Despite the implications for national budgets in countries without Sweden's high tax burden, the ideas seem to be winning converts.

The last EU summit in December in Nice, France, stressed the need for the Stockholm meeting to look for "appropriate policies on the family and children" and to "reinforce the relationship between working life and family life."

Sweden is already taking a lead, with the government planning to phase in a series of improvements to a support programme already among the world's most generous. New measures include increasing paid parental leave from 12 to 13 months, of which fathers must take two months; increasing monthly child benefit payments beyond the current 950 kroner ($102) per child; and introducing free pre-school for four and five-year-olds by 2003.

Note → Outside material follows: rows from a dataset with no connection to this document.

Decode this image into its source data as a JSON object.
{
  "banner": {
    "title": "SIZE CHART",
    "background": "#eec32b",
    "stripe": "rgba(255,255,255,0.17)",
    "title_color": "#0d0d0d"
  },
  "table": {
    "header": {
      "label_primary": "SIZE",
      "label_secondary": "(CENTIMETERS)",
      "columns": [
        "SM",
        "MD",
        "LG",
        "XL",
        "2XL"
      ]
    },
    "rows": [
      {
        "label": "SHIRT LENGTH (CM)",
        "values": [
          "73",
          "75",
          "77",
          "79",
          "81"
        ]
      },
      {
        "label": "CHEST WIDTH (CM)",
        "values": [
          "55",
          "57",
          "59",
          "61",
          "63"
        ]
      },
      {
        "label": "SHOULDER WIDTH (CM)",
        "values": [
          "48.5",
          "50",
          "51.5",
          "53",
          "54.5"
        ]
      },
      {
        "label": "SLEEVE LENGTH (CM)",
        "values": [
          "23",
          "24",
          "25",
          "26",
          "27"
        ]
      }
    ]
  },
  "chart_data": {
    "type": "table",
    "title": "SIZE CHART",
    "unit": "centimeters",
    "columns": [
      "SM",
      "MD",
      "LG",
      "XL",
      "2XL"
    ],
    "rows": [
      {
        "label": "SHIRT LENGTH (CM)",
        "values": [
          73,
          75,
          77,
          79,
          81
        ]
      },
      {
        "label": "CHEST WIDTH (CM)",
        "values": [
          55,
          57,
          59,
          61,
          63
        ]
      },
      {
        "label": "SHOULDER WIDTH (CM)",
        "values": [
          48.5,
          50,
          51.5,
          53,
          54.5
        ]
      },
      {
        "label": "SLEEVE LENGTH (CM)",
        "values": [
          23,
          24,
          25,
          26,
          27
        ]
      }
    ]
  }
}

Swedish officials say paying to promote a baby boom has been shown to work.

When benefits were raised in the late 1980s, the birth rate soared to 14.5 per 1,000 citizens - second only to Ireland among the EU nations. When a recession forced cuts in the early 1990s the babies stopped coming and Sweden finished the decade with just 10 births per 1,000 people - almost bottom of the EU birth table.

Sweden has an advantage over other EU nations: Its people have shown they are prepared to tolerate some of the world's highest tax rates in return for cradle-to-grave welfare.

It is estimated that Swedes, numbering about nine million, pay around 60 per cent of their income on taxes. Increasingly that's the sort of price other nations may have to consider paying to keep the population going, experts say.